1443 L’action de la Commission européenne vise à rendre plus tangibles pour les citoyens les bénéfices de l’espace de liberté, de sécurité et de justice. En matière de successions internationales, l’objectif a été de conférer plus de prévisibilité aux citoyens européens, face à la diversité des règles applicables lors du règlement d’une succession comportant un élément d’extranéité. Le premier considérant du règlement rappelle cet objectif : « L’Union s’est donné pour objectif de maintenir et de développer un espace de liberté, de sécurité et de justice au sein duquel est assurée la libre circulation des personnes ». L’Union européenne a souhaité adopter des mesures relevant du domaine de la coopération judiciaire dans les matières civiles transfrontalières.

Le processus de décision a été long. Le Conseil européen réuni à Tampere les 15 et 16 octobre 1999 a d’abord invité le Conseil et la Commission à adopter des mesures destinées à développer la coopération judiciaire. La Commission européenne a ensuite mis à jour son tableau de bord pour l’examen des progrès réalisés en vue de la création d’un espace de liberté, de sécurité et de justice dans l’Union européenne le 30 novembre 2000 en souhaitant : – « faire en sorte que le principe de reconnaissance mutuelle devienne la pierre angulaire de la coopération judiciaire en matière tant civile que pénale au sein de l’Union » ; – « prévoir une convergence accrue dans le domaine du droit civil afin de faciliter la coopération judiciaire et d’améliorer l’accès au droit ».

Puis le Conseil européen a pris une série de mesures dans son programme de La Haye des 4 et 5 novembre 2004, couvrant la période 2005-2010. Il a demandé la mise en place d’un livre vert sur le règlement des conflits de lois en matière de successions, traitant notamment de la question de la compétence judiciaire, de la reconnaissance mutuelle et de l’exécution des décisions dans ce domaine, et d’un certificat d’hérédité européen.
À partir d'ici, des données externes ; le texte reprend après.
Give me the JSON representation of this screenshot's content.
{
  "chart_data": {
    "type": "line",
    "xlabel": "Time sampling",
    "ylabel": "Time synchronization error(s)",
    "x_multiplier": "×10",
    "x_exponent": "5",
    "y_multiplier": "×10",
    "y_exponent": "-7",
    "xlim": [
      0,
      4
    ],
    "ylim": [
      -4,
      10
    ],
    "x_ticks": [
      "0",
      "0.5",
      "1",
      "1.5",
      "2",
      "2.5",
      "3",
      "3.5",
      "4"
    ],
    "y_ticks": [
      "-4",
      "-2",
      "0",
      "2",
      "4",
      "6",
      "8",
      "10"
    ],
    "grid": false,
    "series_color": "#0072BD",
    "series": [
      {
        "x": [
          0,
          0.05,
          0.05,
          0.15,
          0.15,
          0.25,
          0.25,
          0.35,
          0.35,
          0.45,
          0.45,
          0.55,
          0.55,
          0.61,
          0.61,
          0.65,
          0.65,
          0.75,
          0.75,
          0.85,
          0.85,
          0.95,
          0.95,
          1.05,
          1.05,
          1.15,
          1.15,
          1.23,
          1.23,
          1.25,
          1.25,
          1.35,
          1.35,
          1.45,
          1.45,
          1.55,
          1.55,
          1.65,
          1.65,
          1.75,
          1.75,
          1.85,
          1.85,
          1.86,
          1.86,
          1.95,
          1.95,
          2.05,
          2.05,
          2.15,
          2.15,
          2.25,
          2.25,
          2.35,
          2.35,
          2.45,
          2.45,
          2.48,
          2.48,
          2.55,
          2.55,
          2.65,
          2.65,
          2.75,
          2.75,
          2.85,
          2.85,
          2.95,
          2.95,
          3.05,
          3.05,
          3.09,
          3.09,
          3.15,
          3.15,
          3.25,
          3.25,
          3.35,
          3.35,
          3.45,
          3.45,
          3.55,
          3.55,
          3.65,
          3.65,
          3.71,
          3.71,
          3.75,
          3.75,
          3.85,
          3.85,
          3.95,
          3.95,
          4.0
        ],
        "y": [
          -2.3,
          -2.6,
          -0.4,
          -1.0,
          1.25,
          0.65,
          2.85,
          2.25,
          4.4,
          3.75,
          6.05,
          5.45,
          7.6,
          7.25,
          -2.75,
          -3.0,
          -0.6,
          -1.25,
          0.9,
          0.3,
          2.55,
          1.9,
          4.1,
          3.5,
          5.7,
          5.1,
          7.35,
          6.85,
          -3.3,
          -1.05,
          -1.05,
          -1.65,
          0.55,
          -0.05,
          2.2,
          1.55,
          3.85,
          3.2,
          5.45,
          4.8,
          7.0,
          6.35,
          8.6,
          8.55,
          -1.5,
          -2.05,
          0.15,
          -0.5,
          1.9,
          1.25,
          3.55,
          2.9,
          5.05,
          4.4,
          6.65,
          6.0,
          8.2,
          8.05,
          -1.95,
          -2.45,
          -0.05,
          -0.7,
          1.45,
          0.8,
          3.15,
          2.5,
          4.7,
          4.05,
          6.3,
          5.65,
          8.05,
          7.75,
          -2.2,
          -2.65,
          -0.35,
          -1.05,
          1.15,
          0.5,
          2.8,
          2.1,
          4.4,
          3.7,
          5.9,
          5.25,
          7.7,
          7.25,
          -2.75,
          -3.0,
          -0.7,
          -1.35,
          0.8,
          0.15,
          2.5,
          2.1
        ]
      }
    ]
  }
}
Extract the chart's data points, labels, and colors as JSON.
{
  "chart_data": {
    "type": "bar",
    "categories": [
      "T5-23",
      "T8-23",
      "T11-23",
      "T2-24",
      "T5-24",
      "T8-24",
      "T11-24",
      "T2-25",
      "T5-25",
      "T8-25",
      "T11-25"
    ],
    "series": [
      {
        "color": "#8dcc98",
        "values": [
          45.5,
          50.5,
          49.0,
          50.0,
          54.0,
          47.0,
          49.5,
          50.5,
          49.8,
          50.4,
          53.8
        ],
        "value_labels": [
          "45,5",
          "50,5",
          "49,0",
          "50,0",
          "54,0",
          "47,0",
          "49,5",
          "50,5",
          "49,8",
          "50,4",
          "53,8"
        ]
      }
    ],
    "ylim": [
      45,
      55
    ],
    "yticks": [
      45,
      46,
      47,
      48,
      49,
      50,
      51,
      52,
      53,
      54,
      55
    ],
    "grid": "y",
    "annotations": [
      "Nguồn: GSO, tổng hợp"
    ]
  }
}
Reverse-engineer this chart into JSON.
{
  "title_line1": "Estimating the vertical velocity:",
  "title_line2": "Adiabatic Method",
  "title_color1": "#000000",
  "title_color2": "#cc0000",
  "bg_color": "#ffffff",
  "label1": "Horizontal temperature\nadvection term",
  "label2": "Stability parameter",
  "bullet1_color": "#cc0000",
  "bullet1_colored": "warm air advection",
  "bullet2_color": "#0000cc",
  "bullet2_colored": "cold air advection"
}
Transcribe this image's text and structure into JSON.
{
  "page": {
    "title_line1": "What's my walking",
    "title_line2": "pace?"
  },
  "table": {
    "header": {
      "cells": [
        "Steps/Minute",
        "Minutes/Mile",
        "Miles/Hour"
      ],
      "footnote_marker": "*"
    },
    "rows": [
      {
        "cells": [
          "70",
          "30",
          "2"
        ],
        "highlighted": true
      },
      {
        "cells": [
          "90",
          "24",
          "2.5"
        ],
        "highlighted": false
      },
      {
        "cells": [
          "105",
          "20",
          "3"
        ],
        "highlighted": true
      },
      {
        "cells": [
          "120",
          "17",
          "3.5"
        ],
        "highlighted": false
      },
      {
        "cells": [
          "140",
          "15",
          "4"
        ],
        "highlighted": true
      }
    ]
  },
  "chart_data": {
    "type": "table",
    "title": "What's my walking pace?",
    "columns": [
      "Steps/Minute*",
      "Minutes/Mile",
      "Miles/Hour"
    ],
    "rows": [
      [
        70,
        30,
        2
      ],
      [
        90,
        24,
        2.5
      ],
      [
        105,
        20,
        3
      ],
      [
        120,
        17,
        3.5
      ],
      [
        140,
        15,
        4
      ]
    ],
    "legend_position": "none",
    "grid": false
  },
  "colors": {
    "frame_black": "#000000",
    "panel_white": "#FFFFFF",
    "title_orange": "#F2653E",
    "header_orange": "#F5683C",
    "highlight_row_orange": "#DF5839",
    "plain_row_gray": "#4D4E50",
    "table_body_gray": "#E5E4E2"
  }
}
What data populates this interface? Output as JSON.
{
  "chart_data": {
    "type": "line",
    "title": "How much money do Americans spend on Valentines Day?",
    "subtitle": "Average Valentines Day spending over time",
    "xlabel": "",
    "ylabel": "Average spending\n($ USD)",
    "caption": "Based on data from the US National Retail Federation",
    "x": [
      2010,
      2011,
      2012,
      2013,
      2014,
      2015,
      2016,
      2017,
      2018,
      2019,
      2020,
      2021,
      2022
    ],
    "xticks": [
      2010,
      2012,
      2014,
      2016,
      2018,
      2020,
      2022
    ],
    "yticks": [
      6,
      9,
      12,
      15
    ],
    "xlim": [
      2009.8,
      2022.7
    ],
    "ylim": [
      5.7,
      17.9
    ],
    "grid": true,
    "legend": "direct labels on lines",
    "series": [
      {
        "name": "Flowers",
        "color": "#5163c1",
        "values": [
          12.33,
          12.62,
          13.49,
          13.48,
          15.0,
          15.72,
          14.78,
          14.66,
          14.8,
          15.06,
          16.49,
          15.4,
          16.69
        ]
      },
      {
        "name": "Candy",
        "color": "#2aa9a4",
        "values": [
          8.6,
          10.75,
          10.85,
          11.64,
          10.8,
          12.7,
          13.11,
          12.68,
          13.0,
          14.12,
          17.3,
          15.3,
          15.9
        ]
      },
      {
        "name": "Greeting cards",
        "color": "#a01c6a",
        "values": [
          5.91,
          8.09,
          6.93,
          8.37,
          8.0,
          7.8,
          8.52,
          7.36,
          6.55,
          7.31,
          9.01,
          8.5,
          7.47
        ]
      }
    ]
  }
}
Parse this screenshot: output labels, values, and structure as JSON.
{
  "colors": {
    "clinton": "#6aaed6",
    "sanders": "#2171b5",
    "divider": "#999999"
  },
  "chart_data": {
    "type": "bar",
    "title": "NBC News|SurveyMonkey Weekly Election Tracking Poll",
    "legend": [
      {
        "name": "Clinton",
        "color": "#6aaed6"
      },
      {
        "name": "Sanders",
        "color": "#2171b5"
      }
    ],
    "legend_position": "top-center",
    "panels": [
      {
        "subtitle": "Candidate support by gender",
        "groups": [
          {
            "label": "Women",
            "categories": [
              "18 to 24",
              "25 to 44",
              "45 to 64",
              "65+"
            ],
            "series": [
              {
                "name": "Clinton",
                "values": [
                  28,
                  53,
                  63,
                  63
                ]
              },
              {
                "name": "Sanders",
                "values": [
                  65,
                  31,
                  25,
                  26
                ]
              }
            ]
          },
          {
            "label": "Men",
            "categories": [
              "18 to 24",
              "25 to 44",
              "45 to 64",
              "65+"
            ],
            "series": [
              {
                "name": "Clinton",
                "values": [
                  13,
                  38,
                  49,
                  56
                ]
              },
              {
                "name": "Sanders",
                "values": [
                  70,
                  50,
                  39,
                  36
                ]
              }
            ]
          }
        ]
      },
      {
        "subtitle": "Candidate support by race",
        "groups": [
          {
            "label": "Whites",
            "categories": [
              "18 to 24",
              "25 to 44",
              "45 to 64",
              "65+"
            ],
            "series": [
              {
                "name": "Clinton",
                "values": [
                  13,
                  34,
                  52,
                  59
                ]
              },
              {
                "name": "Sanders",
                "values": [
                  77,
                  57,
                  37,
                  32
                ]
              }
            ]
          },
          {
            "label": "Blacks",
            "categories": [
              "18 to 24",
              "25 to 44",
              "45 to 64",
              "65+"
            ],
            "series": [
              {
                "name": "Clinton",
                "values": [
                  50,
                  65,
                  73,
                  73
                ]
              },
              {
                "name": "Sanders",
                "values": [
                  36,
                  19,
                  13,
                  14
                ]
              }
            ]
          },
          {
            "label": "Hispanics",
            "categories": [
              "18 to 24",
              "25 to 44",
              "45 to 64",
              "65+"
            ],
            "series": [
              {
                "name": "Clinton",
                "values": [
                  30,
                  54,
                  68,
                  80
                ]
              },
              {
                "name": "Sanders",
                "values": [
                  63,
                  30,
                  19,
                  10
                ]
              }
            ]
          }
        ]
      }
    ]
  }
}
Enfin, le Conseil européen réuni à Bruxelles les 10 et 11 décembre 2009 a adopté un programme pluriannuel, appelé « programme de Stockhom », qui prévoit de « renforcer la coopération entre les professionnels de la justice, améliorer leur formation et mobiliser des moyens pour supprimer les obstacles à la reconnaissance des décisions juridiques dans d’autres États membres ». Ainsi que l’explique Me Edmond Jacobi, qui faisait partie du groupe d’experts chargé de travailler sur le projet de règlement européen616, les travaux préparatoires conduits par le Deutsches Notariat Institut à Würzburg sous la direction des professeurs Paul Lagarde et Heinrich Dörner, sous l’influence des notariats allemand, italien617et français qui connaissaient déjà le certificat d’hérédité (en France dans les départements d’Alsace et de la Moselle) ont été instigateurs de la réflexion politique.

Sans aborder le fonctionnement de ce certificat, qui est étudié par la troisième commission618, il s’agit d’analyser comment le règlement donne aux notaires un rôle central en matière successorale.

Sous-section I – Faciliter la circulation des décisions judiciaires en matière successorale

1444 L’acte de notoriété est déjà reconnu très largement dans l’Espace européen lorsqu’il a été établi dans des conditions proches du droit du for. C’est le cas pour les actes belges, allemands, autrichiens suisses, luxembourgeois619.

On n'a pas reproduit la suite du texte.